Moreover, it’s problematic when the giver of the gift is the holder of the debt, standing in the shoes of the lender. That makes it look a lot like straight-up debt forgiveness. And the “abolish” language that Strike Debt has used in its literature is consistent with that characterization.
There was a temporary mortgage relief provision enacted in 2007 that expires in 2013. The existence of that exception reinforces the view that debt cancellation = income unless a specific exception applies (section 108(a)(1)(E)). Especially since many mortgages are held by investors who are not the original lender.
Here is what the IRS says about debt cancellation by gift (1995 Market Segment Specialization paper for grain farmers):
Cancellation by Gift (IRC section 102)
Gifts or bequests are excluded from gross income. Congress recognized that the presence of donative intent on the part of the creditor is difficult (if not impossible) to establish in a business setting. The committee reports accompanying the Bankruptcy Tax Act of 1980 state: “*** it is intended that there will not be any gift exception in a commercial context (such as, a shareholder-corporation relationship) to the general rule that income is realized on discharge of indebtedness.” Thus, the gift exception generally applies only in noncommercial contexts.
OWS is relying on the notion that they are organized as a not for profit and is not making money as a lender, hence this make their activity noncommericial. The sale of debt is a commercial activity. When OWS purchases debt, it enters into a commercial relationship with the debtor. OWS would have to overcome the IRS interpetation of legislative intent that there can be no gift in a commercial context. Case law requires detached and disinterested generosity on the part of the donor for a gift. Moreover, middle class borrowers are not considered a proper charitable class under the tax law.
Even if OWS can prove forgiveness is a gift, gift tax may be owed. The donor owes gift tax on a transfer unless it is $13,000 or less per donee per year. The medical expense exception to the taxable gift statute requires direct payment to the provider of medical services. Reimbursement of medical expenses is subject to gift tax.
Now you might say, but who would raise this issue? The IRS might decide to go after Strike Debt directly, either for failure to report debt cancellations or for gift taxes due. Or the issue might come up on an individual level (for instance, people who are going through ugly divorces can have their ex report them to the IRS out of a desire for vengeance and in the hope of collecting a whistleblower award if the IRS pursues their lead and prevails). OWS risks making a test case out of an effort to help a hapless middle class borrower.

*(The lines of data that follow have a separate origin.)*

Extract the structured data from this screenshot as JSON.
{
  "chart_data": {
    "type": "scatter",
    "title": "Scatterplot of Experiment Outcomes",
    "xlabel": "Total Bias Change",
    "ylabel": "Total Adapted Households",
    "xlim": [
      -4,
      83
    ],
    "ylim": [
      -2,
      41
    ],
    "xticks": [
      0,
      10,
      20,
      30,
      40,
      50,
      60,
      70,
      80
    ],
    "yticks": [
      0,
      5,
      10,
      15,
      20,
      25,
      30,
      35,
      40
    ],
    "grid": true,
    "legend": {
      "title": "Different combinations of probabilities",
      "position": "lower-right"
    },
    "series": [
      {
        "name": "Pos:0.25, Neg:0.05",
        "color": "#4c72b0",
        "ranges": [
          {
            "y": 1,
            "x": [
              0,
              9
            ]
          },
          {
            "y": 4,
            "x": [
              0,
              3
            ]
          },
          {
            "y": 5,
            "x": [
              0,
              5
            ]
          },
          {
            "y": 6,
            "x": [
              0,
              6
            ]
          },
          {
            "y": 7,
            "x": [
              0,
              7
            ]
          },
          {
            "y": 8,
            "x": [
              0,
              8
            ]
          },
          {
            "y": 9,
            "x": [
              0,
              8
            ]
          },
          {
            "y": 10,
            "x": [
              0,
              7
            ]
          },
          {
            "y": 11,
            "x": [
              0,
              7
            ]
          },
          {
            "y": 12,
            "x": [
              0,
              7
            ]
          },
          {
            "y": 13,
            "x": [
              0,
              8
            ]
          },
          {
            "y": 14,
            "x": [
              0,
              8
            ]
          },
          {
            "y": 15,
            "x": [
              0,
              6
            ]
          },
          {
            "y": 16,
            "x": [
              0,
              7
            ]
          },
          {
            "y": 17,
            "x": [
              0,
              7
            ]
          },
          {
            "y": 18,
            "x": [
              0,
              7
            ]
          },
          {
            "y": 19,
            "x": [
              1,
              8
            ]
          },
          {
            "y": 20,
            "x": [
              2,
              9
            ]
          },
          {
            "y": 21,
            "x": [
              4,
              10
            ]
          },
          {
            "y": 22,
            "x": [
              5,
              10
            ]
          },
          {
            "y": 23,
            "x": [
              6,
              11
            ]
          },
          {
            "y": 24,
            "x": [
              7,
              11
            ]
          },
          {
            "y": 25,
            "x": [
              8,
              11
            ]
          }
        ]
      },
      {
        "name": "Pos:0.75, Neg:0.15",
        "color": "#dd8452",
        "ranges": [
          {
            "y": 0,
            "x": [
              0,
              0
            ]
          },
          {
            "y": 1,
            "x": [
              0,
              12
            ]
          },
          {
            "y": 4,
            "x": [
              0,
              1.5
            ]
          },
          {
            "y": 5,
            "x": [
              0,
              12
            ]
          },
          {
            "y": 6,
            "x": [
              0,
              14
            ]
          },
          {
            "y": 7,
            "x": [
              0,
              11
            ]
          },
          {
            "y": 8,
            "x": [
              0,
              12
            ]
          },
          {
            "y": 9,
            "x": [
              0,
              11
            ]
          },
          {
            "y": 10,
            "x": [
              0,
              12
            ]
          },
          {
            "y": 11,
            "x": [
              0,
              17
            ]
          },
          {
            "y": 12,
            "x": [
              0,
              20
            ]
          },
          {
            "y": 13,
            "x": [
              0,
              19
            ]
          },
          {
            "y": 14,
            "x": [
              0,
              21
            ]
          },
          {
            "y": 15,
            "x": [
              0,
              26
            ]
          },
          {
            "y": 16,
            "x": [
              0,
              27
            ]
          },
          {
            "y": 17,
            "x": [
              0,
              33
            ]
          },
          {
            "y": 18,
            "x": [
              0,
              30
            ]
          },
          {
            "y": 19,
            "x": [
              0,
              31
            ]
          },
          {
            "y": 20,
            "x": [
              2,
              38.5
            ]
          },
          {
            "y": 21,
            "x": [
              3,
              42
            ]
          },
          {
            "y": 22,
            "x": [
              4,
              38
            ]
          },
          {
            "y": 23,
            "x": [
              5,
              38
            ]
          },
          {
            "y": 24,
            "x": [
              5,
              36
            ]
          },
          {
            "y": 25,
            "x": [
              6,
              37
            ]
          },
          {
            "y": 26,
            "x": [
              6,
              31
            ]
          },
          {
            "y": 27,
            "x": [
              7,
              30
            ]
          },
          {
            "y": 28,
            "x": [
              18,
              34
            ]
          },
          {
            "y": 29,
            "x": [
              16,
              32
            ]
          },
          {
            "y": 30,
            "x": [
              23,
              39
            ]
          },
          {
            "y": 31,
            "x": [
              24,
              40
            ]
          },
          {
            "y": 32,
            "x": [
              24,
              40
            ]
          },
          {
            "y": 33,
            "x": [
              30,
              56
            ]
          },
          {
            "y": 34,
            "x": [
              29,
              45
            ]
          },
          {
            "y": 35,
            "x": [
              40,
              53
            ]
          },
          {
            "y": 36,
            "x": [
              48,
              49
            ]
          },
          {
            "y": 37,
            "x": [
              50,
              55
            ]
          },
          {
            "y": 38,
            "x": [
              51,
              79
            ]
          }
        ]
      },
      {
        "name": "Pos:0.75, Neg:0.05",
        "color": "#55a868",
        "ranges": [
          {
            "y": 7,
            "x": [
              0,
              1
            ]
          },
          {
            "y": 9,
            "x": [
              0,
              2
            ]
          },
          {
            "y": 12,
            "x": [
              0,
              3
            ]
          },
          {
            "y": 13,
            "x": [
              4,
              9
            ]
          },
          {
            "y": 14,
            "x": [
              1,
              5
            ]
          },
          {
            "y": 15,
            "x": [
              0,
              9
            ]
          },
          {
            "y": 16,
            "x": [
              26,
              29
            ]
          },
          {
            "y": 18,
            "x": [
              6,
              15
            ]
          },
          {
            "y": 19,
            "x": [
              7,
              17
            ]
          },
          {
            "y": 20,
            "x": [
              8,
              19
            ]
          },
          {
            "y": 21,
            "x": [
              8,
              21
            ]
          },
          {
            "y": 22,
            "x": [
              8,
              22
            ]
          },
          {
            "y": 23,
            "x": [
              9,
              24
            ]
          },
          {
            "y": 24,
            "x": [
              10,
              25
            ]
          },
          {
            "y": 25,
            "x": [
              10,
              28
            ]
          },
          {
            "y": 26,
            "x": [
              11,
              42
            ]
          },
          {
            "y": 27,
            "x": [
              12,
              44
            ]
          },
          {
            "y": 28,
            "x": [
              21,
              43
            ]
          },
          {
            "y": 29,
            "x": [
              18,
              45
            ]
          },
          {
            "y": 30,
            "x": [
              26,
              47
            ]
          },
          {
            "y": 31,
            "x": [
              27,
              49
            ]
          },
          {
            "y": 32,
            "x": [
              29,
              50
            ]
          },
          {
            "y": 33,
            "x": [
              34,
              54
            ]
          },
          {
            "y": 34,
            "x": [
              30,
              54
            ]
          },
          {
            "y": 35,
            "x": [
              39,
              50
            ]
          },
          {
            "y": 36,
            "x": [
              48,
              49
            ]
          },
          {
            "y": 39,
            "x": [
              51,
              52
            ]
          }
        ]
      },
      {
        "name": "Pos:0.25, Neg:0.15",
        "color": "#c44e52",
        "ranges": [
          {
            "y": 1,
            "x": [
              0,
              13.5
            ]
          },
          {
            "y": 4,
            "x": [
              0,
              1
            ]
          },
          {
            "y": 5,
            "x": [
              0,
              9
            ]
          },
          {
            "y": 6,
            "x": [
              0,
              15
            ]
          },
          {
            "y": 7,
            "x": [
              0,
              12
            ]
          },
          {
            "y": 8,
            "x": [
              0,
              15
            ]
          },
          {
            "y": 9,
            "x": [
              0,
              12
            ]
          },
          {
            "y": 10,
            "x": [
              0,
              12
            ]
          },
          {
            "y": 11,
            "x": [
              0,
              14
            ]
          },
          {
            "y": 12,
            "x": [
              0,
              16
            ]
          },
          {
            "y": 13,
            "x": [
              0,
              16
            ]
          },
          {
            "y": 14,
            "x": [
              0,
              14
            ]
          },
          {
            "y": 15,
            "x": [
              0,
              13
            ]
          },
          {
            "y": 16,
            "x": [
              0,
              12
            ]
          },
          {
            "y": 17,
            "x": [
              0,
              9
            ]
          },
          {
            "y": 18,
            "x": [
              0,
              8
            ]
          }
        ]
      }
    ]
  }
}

I wish Strike Debt had gone about this in a way that would address the problem of abusive debt collection more broadly. For instance, in the mortgage space, counsellors and Legal Aid have been enormously helpful to stressed homeowners. The debt collectors often have weak enough cases that an adequately represented individual could defeat in court.
Strike Debt might also be able to use its debt purchases to develop legal theories for suing the debt sellers (as in they are engaging in fraud by selling debts that are invalid) or suing debt collectors for harassment. Strike Debt also might want to work to get debtor/creditor laws changed. The problem is that really making a dent on this issue is a hard slog, and doesn’t lend itself to the appearance of quick and easy victories that make for good solicitation pitches.
I hope the tax issue does not blow up on Strike Debt and the people it is trying to help. The Rolling Jubilee program has helped raise the profile of the issue of abusive debt collection and helps demonstrate that OWS is not a flash in the pan. But, sadly, beating banks at their own game is unlikely to be an easy proposition.